Campaigners have won the right to appeal against an injunction which they say impinges on the right to peaceful protest against fracking company INEOS.

Posted on 08 June 2018

Two anti-fracking campaigners have won the right to appeal an injunction granted by the High Court.

Joseph Boyd, represented by Leigh Day, and fellow campaigner, Joseph Corré, represented by Bhatt Murphy Solicitors, opposed an interim injunction granted to fracking company INEOS in July last year.

In July 2017, INEOS - which has been awarded the most fracking licences by the UK Government - was granted the injunction against campaigners in relation to eight sites across England, where fracking was planned or under investigation by INEOS.

The injunction also applied to contractors, sub-contractors and other entities which make up INEOS’ supply chain.

Rosa Curling, solicitor at law firm Leigh Day, who represents Mr Boyd, said: “This judgment is good news for campaigners. It is crucial the Court of Appeal looks at the High Court judgment.

“Other companies are relying on the High Court decision to obtain similar injunctions preventing protest. It has also been cited as justification for a conviction in a criminal case. It is vital this case is heard by the Court of Appeal as soon as possible. Free speech and a right to peacefully protest are at the heart of any effective democracy.

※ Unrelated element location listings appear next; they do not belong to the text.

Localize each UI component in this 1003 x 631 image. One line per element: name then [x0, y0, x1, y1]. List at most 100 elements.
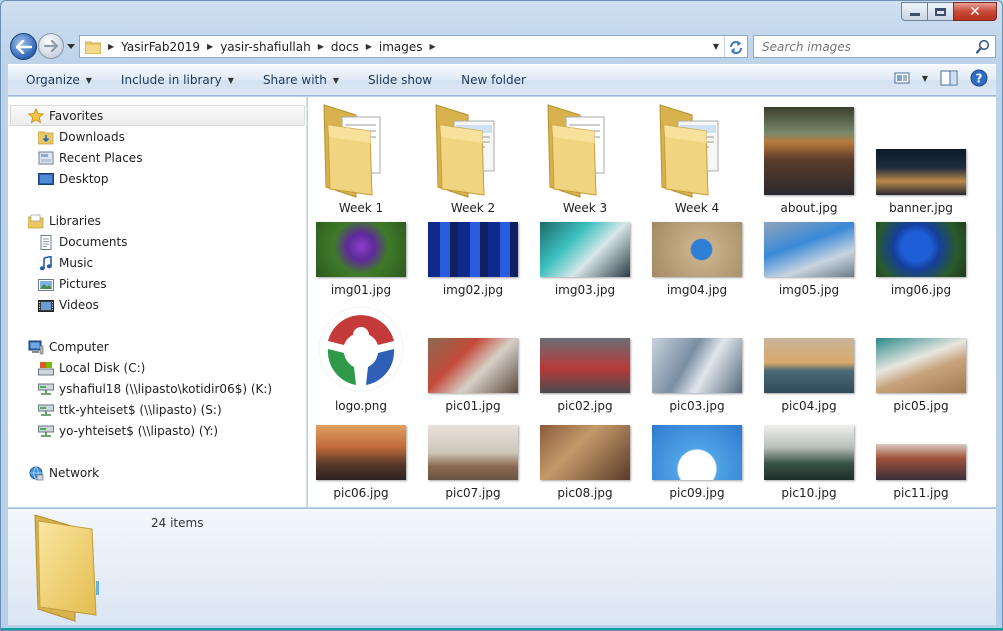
- network-drive-icon: [38, 381, 54, 397]
- file-view: Week 1 Week 2 Week 3 Week 4 about.jpg banner.…: [308, 97, 996, 507]
- help-icon: ?: [970, 69, 988, 87]
- svg-text:?: ?: [976, 72, 983, 86]
- minimize-icon: [909, 13, 920, 16]
- breadcrumb-item[interactable]: images: [379, 40, 423, 54]
- nav-favorites[interactable]: Favorites: [28, 106, 103, 126]
- image-file-item[interactable]: pic06.jpg: [308, 97, 417, 507]
- folder-icon: [85, 41, 101, 54]
- nav-computer-label: Computer: [49, 340, 109, 354]
- nav-drive-k[interactable]: yshafiul18 (\\lipasto\kotidir06$) (K:): [38, 379, 272, 399]
- arrow-left-icon: [15, 39, 32, 54]
- address-bar[interactable]: ▶ YasirFab2019 ▶ yasir-shafiullah ▶ docs…: [79, 35, 748, 58]
- refresh-button[interactable]: [724, 36, 747, 57]
- organize-label: Organize: [26, 73, 80, 87]
- item-count: 24 items: [151, 516, 204, 530]
- photo-thumbnail: [540, 425, 630, 480]
- search-icon[interactable]: [976, 39, 990, 54]
- new-folder-button[interactable]: New folder: [443, 65, 537, 95]
- nav-drive-k-label: yshafiul18 (\\lipasto\kotidir06$) (K:): [59, 382, 273, 396]
- breadcrumb-arrow-icon[interactable]: ▶: [318, 42, 324, 51]
- nav-desktop-label: Desktop: [59, 172, 109, 186]
- maximize-button[interactable]: [927, 2, 954, 21]
- nav-documents[interactable]: Documents: [38, 232, 127, 252]
- organize-menu[interactable]: Organize ▼: [8, 65, 103, 95]
- back-button[interactable]: [10, 33, 37, 60]
- breadcrumb-item[interactable]: docs: [331, 40, 359, 54]
- nav-downloads-label: Downloads: [59, 130, 125, 144]
- preview-pane-icon: [940, 70, 958, 86]
- window-bottom-edge: [1, 628, 1003, 630]
- local-disk-icon: [38, 360, 54, 376]
- refresh-icon: [730, 40, 742, 54]
- nav-videos[interactable]: Videos: [38, 295, 99, 315]
- include-in-library-label: Include in library: [120, 73, 222, 87]
- nav-favorites-label: Favorites: [49, 109, 104, 123]
- nav-local-disk-c[interactable]: Local Disk (C:): [38, 358, 145, 378]
- view-controls: ▼ ?: [882, 69, 988, 87]
- nav-recent-places[interactable]: Recent Places: [38, 148, 142, 168]
- nav-music[interactable]: Music: [38, 253, 93, 273]
- chevron-down-icon[interactable]: ▼: [922, 74, 928, 83]
- nav-pictures-label: Pictures: [59, 277, 107, 291]
- nav-network[interactable]: Network: [28, 463, 99, 483]
- minimize-button[interactable]: [901, 2, 928, 21]
- nav-drive-s[interactable]: ttk-yhteiset$ (\\lipasto) (S:): [38, 400, 222, 420]
- nav-pictures[interactable]: Pictures: [38, 274, 107, 294]
- libraries-icon: [28, 213, 44, 229]
- change-view-button[interactable]: ▼: [894, 71, 928, 85]
- nav-drive-y[interactable]: yo-yhteiset$ (\\lipasto) (Y:): [38, 421, 218, 441]
- network-drive-icon: [38, 423, 54, 439]
- documents-icon: [38, 234, 54, 250]
- image-file-item[interactable]: pic07.jpg: [417, 97, 529, 507]
- downloads-folder-icon: [38, 129, 54, 145]
- breadcrumb-arrow-icon[interactable]: ▶: [430, 42, 436, 51]
- nav-recent-places-label: Recent Places: [59, 151, 143, 165]
- search-input[interactable]: [762, 39, 972, 54]
- nav-music-label: Music: [59, 256, 94, 270]
- network-icon: [28, 465, 44, 481]
- nav-desktop[interactable]: Desktop: [38, 169, 109, 189]
- explorer-window: ✕ ▶ YasirFab2019 ▶ yasir-shafiullah ▶ do…: [0, 0, 1003, 631]
- share-with-label: Share with: [262, 73, 327, 87]
- share-with-menu[interactable]: Share with ▼: [245, 65, 350, 95]
- include-in-library-menu[interactable]: Include in library ▼: [103, 65, 245, 95]
- image-file-item[interactable]: pic09.jpg: [641, 97, 753, 507]
- forward-button[interactable]: [38, 33, 64, 59]
- caption-buttons: ✕: [901, 2, 997, 21]
- photo-thumbnail: [876, 444, 966, 480]
- nav-drive-s-label: ttk-yhteiset$ (\\lipasto) (S:): [59, 403, 222, 417]
- file-name-label: pic11.jpg: [893, 486, 949, 500]
- maximize-icon: [935, 7, 946, 16]
- breadcrumb-item[interactable]: YasirFab2019: [121, 40, 200, 54]
- help-button[interactable]: ?: [970, 69, 988, 87]
- network-drive-icon: [38, 402, 54, 418]
- file-name-label: pic07.jpg: [445, 486, 501, 500]
- search-box: [753, 35, 996, 58]
- computer-icon: [28, 339, 44, 355]
- photo-thumbnail: [428, 425, 518, 480]
- file-name-label: pic09.jpg: [669, 486, 725, 500]
- slide-show-button[interactable]: Slide show: [350, 65, 443, 95]
- image-file-item[interactable]: pic08.jpg: [529, 97, 641, 507]
- recent-places-icon: [38, 150, 54, 166]
- desktop-icon: [38, 171, 54, 187]
- breadcrumb-item[interactable]: yasir-shafiullah: [220, 40, 311, 54]
- address-history-dropdown[interactable]: ▼: [713, 42, 719, 51]
- recent-pages-dropdown[interactable]: [66, 41, 76, 51]
- nav-computer[interactable]: Computer: [28, 337, 109, 357]
- pictures-icon: [38, 276, 54, 292]
- nav-libraries-label: Libraries: [49, 214, 101, 228]
- preview-pane-button[interactable]: [940, 70, 958, 86]
- photo-thumbnail: [764, 425, 854, 480]
- image-file-item[interactable]: pic11.jpg: [865, 97, 977, 507]
- close-button[interactable]: ✕: [953, 2, 997, 21]
- file-name-label: pic10.jpg: [781, 486, 837, 500]
- nav-libraries[interactable]: Libraries: [28, 211, 101, 231]
- breadcrumb-arrow-icon[interactable]: ▶: [108, 42, 114, 51]
- breadcrumb-arrow-icon[interactable]: ▶: [366, 42, 372, 51]
- image-file-item[interactable]: pic10.jpg: [753, 97, 865, 507]
- close-icon: ✕: [969, 3, 981, 20]
- command-bar: Organize ▼ Include in library ▼ Share with…: [8, 64, 996, 96]
- breadcrumb-arrow-icon[interactable]: ▶: [207, 42, 213, 51]
- nav-downloads[interactable]: Downloads: [38, 127, 125, 147]
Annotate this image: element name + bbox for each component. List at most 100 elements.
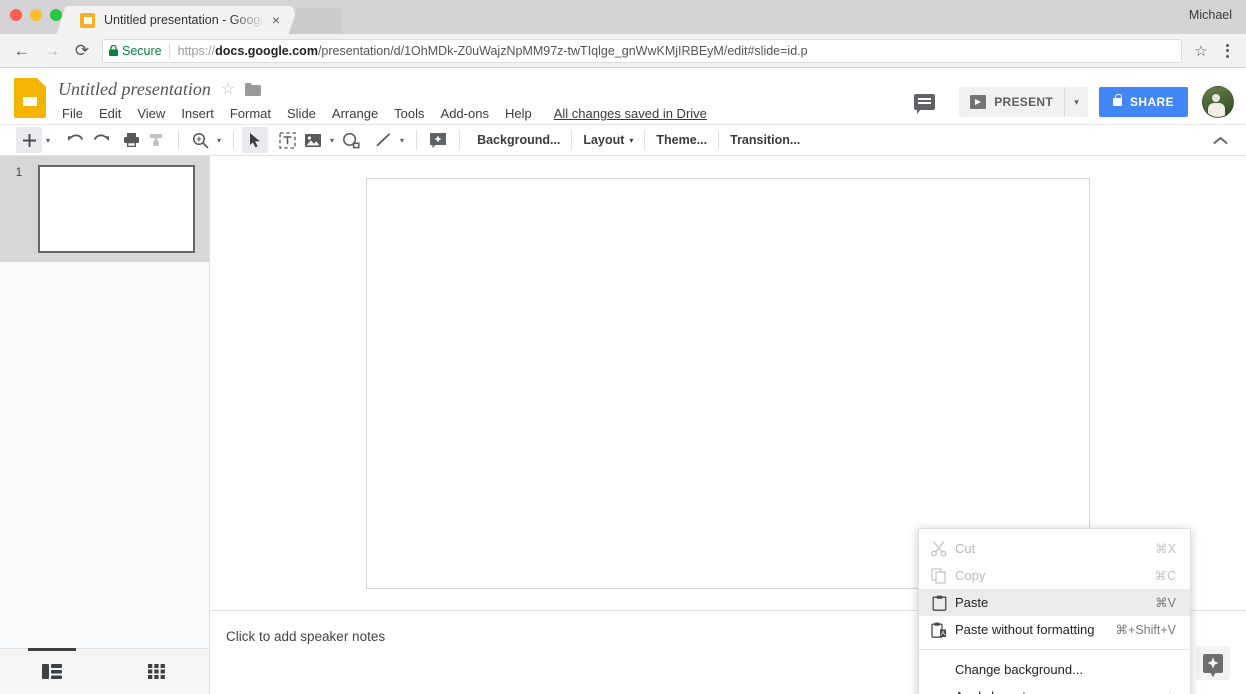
context-menu-item-apply-layout[interactable]: Apply layout ▶ [919,683,1190,694]
scissors-icon [919,540,955,557]
line-tool-button[interactable] [370,127,396,153]
paint-format-button[interactable] [144,127,170,153]
context-menu-item-paste-without-formatting[interactable]: A Paste without formatting ⌘+Shift+V [919,616,1190,643]
undo-button[interactable] [62,127,88,153]
new-slide-button[interactable] [16,127,42,153]
slides-application: Untitled presentation ☆ File Edit View I… [0,68,1246,694]
filmstrip-view-button[interactable] [0,649,105,694]
google-slides-logo-icon [14,78,46,118]
layout-label: Layout [583,133,625,147]
theme-button[interactable]: Theme... [647,129,716,151]
redo-button[interactable] [88,127,114,153]
svg-text:A: A [941,630,946,637]
title-row: Untitled presentation ☆ [58,76,907,102]
profile-name[interactable]: Michael [1189,8,1232,22]
star-document-icon[interactable]: ☆ [221,79,235,99]
address-bar[interactable]: Secure https://docs.google.com/presentat… [102,38,1182,63]
context-menu-shortcut: ⌘C [1154,569,1176,583]
text-box-tool-button[interactable] [274,127,300,153]
url-path: /presentation/d/1OhMDk-Z0uWajzNpMM97z-tw… [317,43,808,58]
forward-button: → [43,40,61,60]
context-menu-item-change-background[interactable]: Change background... [919,656,1190,683]
close-tab-icon[interactable]: × [268,13,284,27]
menu-addons[interactable]: Add-ons [433,103,497,124]
window-controls[interactable] [10,9,62,21]
context-menu-label: Copy [955,568,986,583]
comment-icon [913,94,935,114]
app-header: Untitled presentation ☆ File Edit View I… [0,68,1246,124]
slide-thumbnail-preview[interactable] [38,165,195,253]
context-menu-item-paste[interactable]: Paste ⌘V [919,589,1190,616]
reload-button[interactable]: ⟳ [68,37,96,65]
slide-canvas[interactable] [366,177,1090,589]
add-comment-button[interactable] [425,127,451,153]
line-caret-icon[interactable]: ▾ [396,127,408,153]
menu-tools[interactable]: Tools [386,103,432,124]
background-button[interactable]: Background... [468,129,569,151]
workspace: 1 Click to add speaker notes Cut ⌘X Copy… [0,156,1246,694]
open-comments-button[interactable] [907,87,941,117]
back-button[interactable]: ← [8,37,36,65]
close-window-button[interactable] [10,9,22,21]
url-scheme: https:// [177,43,216,58]
share-button[interactable]: SHARE [1098,87,1188,117]
insert-image-button[interactable] [300,127,326,153]
menu-slide[interactable]: Slide [279,103,324,124]
collapse-toolbar-icon[interactable] [1205,136,1236,145]
explore-icon [1203,653,1223,677]
menu-insert[interactable]: Insert [173,103,222,124]
menu-help[interactable]: Help [497,103,540,124]
play-icon [970,95,987,109]
explore-button[interactable] [1196,646,1230,680]
toolbar-divider [233,130,235,150]
header-actions: PRESENT ▾ SHARE [907,86,1234,118]
minimize-window-button[interactable] [30,9,42,21]
present-group: PRESENT ▾ [959,87,1088,117]
toolbar-divider [571,130,573,150]
browser-tab-title: Untitled presentation - Google [104,13,268,27]
slide-thumbnail-item[interactable]: 1 [0,156,209,262]
copy-icon [919,567,955,584]
present-button[interactable]: PRESENT [959,87,1064,117]
transition-button[interactable]: Transition... [721,129,809,151]
menu-edit[interactable]: Edit [91,103,129,124]
save-status[interactable]: All changes saved in Drive [554,106,707,121]
menu-format[interactable]: Format [222,103,279,124]
browser-menu-icon[interactable] [1216,43,1238,58]
context-menu-label: Cut [955,541,976,556]
select-tool-button[interactable] [242,127,269,153]
lock-icon [109,45,118,56]
context-menu-label: Paste without formatting [955,622,1095,637]
image-caret-icon[interactable]: ▾ [326,127,338,153]
context-menu-label: Paste [955,595,989,610]
move-to-folder-icon[interactable] [245,82,262,96]
document-title[interactable]: Untitled presentation [58,79,211,100]
layout-button[interactable]: Layout ▾ [574,129,642,151]
new-tab-button[interactable] [300,8,342,34]
slide-context-menu[interactable]: Cut ⌘X Copy ⌘C Paste ⌘V A Paste without … [918,528,1191,694]
shape-tool-button[interactable] [338,127,364,153]
toolbar-divider [718,130,720,150]
clipboard-text-icon: A [919,622,955,638]
slide-number: 1 [15,167,23,179]
context-menu-shortcut: ⌘V [1155,596,1176,610]
new-slide-caret-icon[interactable]: ▾ [42,127,54,153]
grid-view-button[interactable] [105,649,210,694]
menu-view[interactable]: View [129,103,173,124]
print-button[interactable] [118,127,144,153]
user-avatar[interactable] [1202,86,1234,118]
omnibox-divider [168,42,170,59]
browser-tab[interactable]: Untitled presentation - Google × [68,6,290,34]
menu-bar: File Edit View Insert Format Slide Arran… [58,103,907,124]
present-options-caret-icon[interactable]: ▾ [1063,87,1088,117]
zoom-button[interactable] [187,127,213,153]
url-domain: docs.google.com [215,43,318,58]
canvas-area: Click to add speaker notes Cut ⌘X Copy ⌘… [210,156,1246,694]
slide-thumbnail-list: 1 [0,156,209,648]
zoom-caret-icon[interactable]: ▾ [213,127,225,153]
clipboard-icon [919,595,955,611]
menu-arrange[interactable]: Arrange [324,103,386,124]
menu-file[interactable]: File [58,103,91,124]
toolbar-divider [416,130,418,150]
bookmark-star-icon[interactable]: ☆ [1188,38,1214,64]
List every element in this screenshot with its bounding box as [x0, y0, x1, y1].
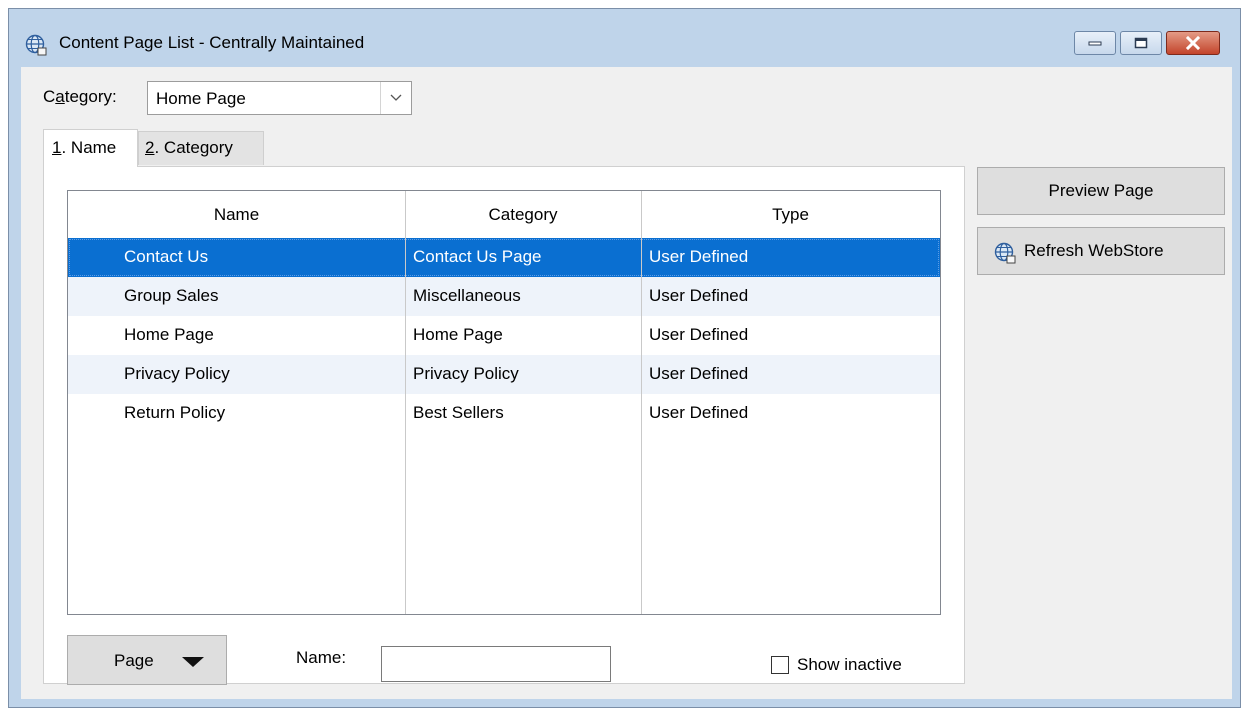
cell-category: Contact Us Page — [413, 247, 542, 266]
cell-category: Best Sellers — [413, 403, 504, 422]
tab-panel: Name Category Type Contact Us Contact Us… — [43, 166, 965, 685]
cell-name: Privacy Policy — [124, 364, 230, 383]
cell-category: Privacy Policy — [413, 364, 519, 383]
app-window: Content Page List - Centrally Maintained… — [8, 8, 1241, 708]
title-bar[interactable]: Content Page List - Centrally Maintained — [9, 9, 1240, 67]
column-divider[interactable] — [405, 191, 406, 614]
preview-page-label: Preview Page — [1048, 181, 1154, 200]
table-row[interactable]: Group Sales Miscellaneous User Defined — [68, 277, 940, 316]
refresh-webstore-button[interactable]: Refresh WebStore — [977, 227, 1225, 275]
cell-type: User Defined — [649, 247, 749, 266]
category-dropdown[interactable]: Home Page — [147, 81, 412, 115]
cell-type: User Defined — [649, 403, 749, 422]
cell-name: Group Sales — [124, 286, 219, 305]
cell-type: User Defined — [649, 364, 749, 383]
globe-icon — [25, 34, 47, 56]
show-inactive-checkbox[interactable] — [771, 656, 789, 674]
column-divider[interactable] — [641, 191, 642, 614]
dialog-client-area: Category: Home Page 1. Name 2. Category … — [21, 67, 1232, 699]
maximize-icon — [1121, 32, 1161, 54]
tab-category[interactable]: 2. Category — [138, 131, 264, 165]
window-title: Content Page List - Centrally Maintained — [59, 33, 365, 52]
cell-name: Home Page — [124, 325, 214, 344]
cell-type: User Defined — [649, 325, 749, 344]
name-filter-label: Name: — [296, 648, 347, 667]
column-header-type[interactable]: Type — [641, 191, 940, 238]
cell-name: Contact Us — [124, 247, 209, 266]
table-row[interactable]: Privacy Policy Privacy Policy User Defin… — [68, 355, 940, 394]
minimize-icon — [1075, 32, 1115, 54]
maximize-button[interactable] — [1120, 31, 1162, 55]
close-icon — [1167, 32, 1219, 54]
cell-category: Miscellaneous — [413, 286, 521, 305]
chevron-down-icon[interactable] — [380, 82, 411, 114]
cell-category: Home Page — [413, 325, 503, 344]
name-filter-input[interactable] — [381, 646, 611, 682]
close-button[interactable] — [1166, 31, 1220, 55]
table-row[interactable]: Return Policy Best Sellers User Defined — [68, 394, 940, 433]
preview-page-button[interactable]: Preview Page — [977, 167, 1225, 215]
page-button-label: Page — [114, 651, 154, 670]
minimize-button[interactable] — [1074, 31, 1116, 55]
cell-name: Return Policy — [124, 403, 226, 422]
refresh-webstore-label: Refresh WebStore — [1024, 241, 1164, 260]
category-dropdown-value: Home Page — [156, 89, 246, 108]
column-header-name[interactable]: Name — [68, 191, 405, 238]
cell-type: User Defined — [649, 286, 749, 305]
category-label: Category: — [43, 87, 117, 106]
content-page-table: Name Category Type Contact Us Contact Us… — [67, 190, 941, 615]
show-inactive-label[interactable]: Show inactive — [797, 655, 902, 675]
column-header-category[interactable]: Category — [405, 191, 641, 238]
table-row[interactable]: Contact Us Contact Us Page User Defined — [68, 238, 940, 277]
page-menu-button[interactable]: Page — [67, 635, 227, 685]
tab-name[interactable]: 1. Name — [43, 129, 138, 167]
table-row[interactable]: Home Page Home Page User Defined — [68, 316, 940, 355]
triangle-down-icon — [182, 657, 204, 667]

“The current injunction has wide-ranging implications that reach far beyond the issue of fracking. This case represents the right that all of us have to stand up and say that we don’t agree with something without facing the fear of arrest and imprisonment.”

Under the terms of the current injunction, people are forbidden from ‘obstructing, impeding or interfering with the lawful activities’ of INEOS staff and their contractors, she said. Anyone who is found to have breached the injunction is liable to arrest and a prison sentence of up to two years and/or a fine up to £5,000.

Joseph Boyd said: “The High Court judgment has wide ranging impacts on not only those involved in the campaign against climate change and fossil fuels, but also anyone who wishes to express opposition against any potentially controversial industry.

“I don’t think that people should be constrained to banner waving and petition signing in order to protect the environment and the health of their families and future generations. I very much hope the Court of Appeal will act to uphold the fundamental right to protest peacefully against deeply problematic and divisive industries such as fracking. Our right to peacefully protest is a core value in this country’s democratic history.”